Dilip Davda is veteran journalist associated with stock market since 1978. He is contributing to print and electronic media on stock markets/insurance/finance since 1985.

Dilip Davda is a leading reviewer of public issues and NCDs in the primary stock market in India. The knowledge he gained over 3 decades while working in the stock market and a strong relationship with popular lead managers makes his reviews unique. His detail fundamental and financial analysis of companies coming up with IPO helps investors in the primary stock market. Dilip Davda has a special interest in analyzing the SME companies and writing reviews about their public issues. His reviews are regularly published online and in news papers.

Email: dilip_davda@rediffmail.com

Sylph Education IPO FAQs

  1. 1. Why Sylph Education IPO?

    The initial public offer (IPO) of Sylph Education Solutions Ltd offers an early investment opportunity in Sylph Education Solutions Ltd. A stock market investor can buy Sylph Education IPO shares by applying in IPO before Sylph Education Solutions Ltd shares get listed at the stock exchanges. An investor could invest in Sylph Education IPO for short term listing gain or a long term.

  2. 2. How is Sylph Education IPO?

    Read the Sylph Education IPO recommendations by the leading analyst and leading stock brokers.

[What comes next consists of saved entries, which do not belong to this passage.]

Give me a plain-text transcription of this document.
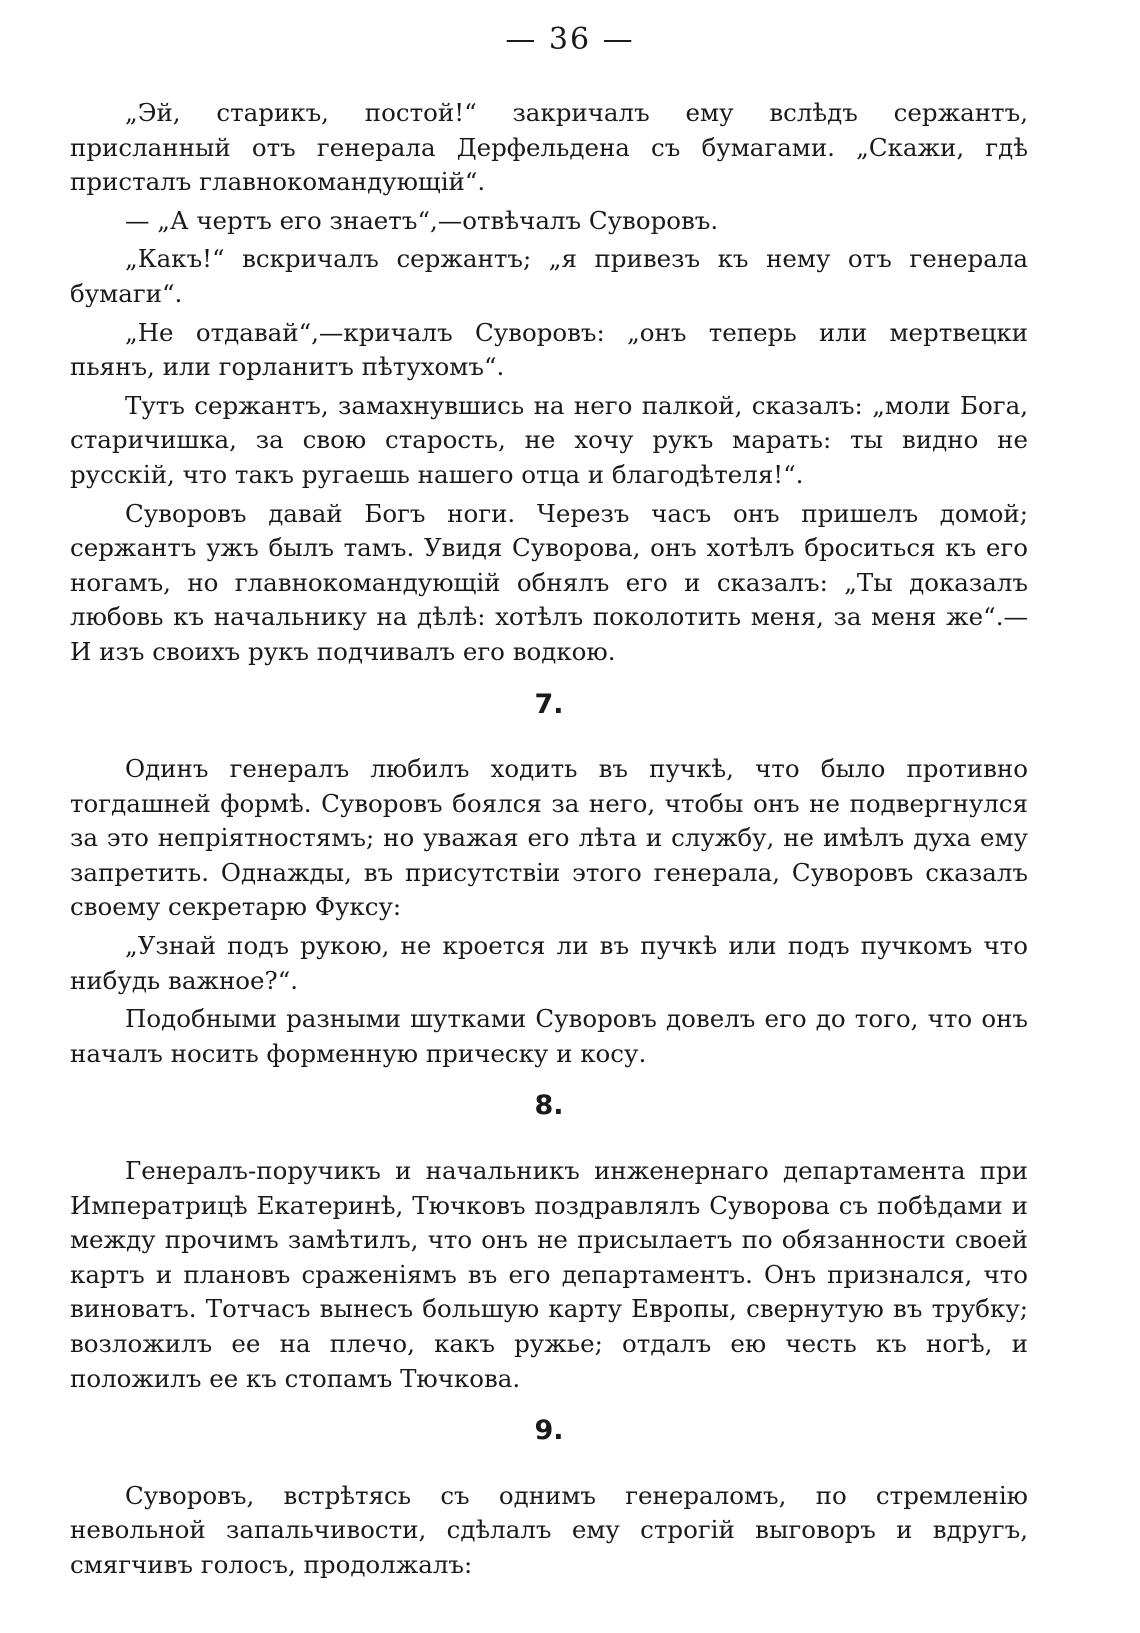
— 36 —

„Эй, старикъ, постой!“ закричалъ ему вслѣдъ сержантъ, присланный отъ генерала Дерфельдена съ бумагами. „Скажи, гдѣ присталъ главнокомандующій“.

— „А чертъ его знаетъ“,—отвѣчалъ Суворовъ.

„Какъ!“ вскричалъ сержантъ; „я привезъ къ нему отъ генерала бумаги“.

„Не отдавай“,—кричалъ Суворовъ: „онъ теперь или мертвецки пьянъ, или горланитъ пѣтухомъ“.

Тутъ сержантъ, замахнувшись на него палкой, сказалъ: „моли Бога, старичишка, за свою старость, не хочу рукъ марать: ты видно не русскій, что такъ ругаешь нашего отца и благодѣтеля!“.

Суворовъ давай Богъ ноги. Черезъ часъ онъ пришелъ домой; сержантъ ужъ былъ тамъ. Увидя Суворова, онъ хотѣлъ броситься къ его ногамъ, но главнокомандующій обнялъ его и сказалъ: „Ты доказалъ любовь къ начальнику на дѣлѣ: хотѣлъ поколотить меня, за меня же“.—И изъ своихъ рукъ подчивалъ его водкою.

7.

Одинъ генералъ любилъ ходить въ пучкѣ, что было противно тогдашней формѣ. Суворовъ боялся за него, чтобы онъ не подвергнулся за это непріятностямъ; но уважая его лѣта и службу, не имѣлъ духа ему запретить. Однажды, въ присутствіи этого генерала, Суворовъ сказалъ своему секретарю Фуксу:

„Узнай подъ рукою, не кроется ли въ пучкѣ или подъ пучкомъ что нибудь важное?“.

Подобными разными шутками Суворовъ довелъ его до того, что онъ началъ носить форменную прическу и косу.

8.

Генералъ-поручикъ и начальникъ инженернаго департамента при Императрицѣ Екатеринѣ, Тючковъ поздравлялъ Суворова съ побѣдами и между прочимъ замѣтилъ, что онъ не присылаетъ по обязанности своей картъ и плановъ сраженіямъ въ его департаментъ. Онъ признался, что виноватъ. Тотчасъ вынесъ большую карту Европы, свернутую въ трубку; возложилъ ее на плечо, какъ ружье; отдалъ ею честь къ ногѣ, и положилъ ее къ стопамъ Тючкова.

9.

Суворовъ, встрѣтясь съ однимъ генераломъ, по стремленію невольной запальчивости, сдѣлалъ ему строгій выговоръ и вдругъ, смягчивъ голосъ, продолжалъ:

  3. 3. Sylph Education IPO what should investors do?

    Sylph Education IPO offers an opportunity to buy IPO shares before they get listed at the stock exchanges. Read the Sylph Education IPO Notes, Analysis and Recommendations by leading stock brokerage firms and experts in the above answer.

  4. 4. Is Sylph Education IPO good?

    Our recommendation for Sylph Education IPO is to avoid.

  5. 5. Is Sylph Education IPO worth Investing?

    As per the analysis by our lead analyst Mr. Dilip Davda, we suggest you to avoid the Sylph Education IPO.

  6. 6. When will Sylph Education IPO allotment status?

    The Sylph Education IPO allotment status will be available on or around [.]. The allotted shares will be credited in demat account by [.]. Visit Sylph Education IPO allotment status to check.

  7. 7. When will Sylph Education IPO list?

    The Sylph Education IPO will list on Tuesday, February 23, 2016, at BSE SME.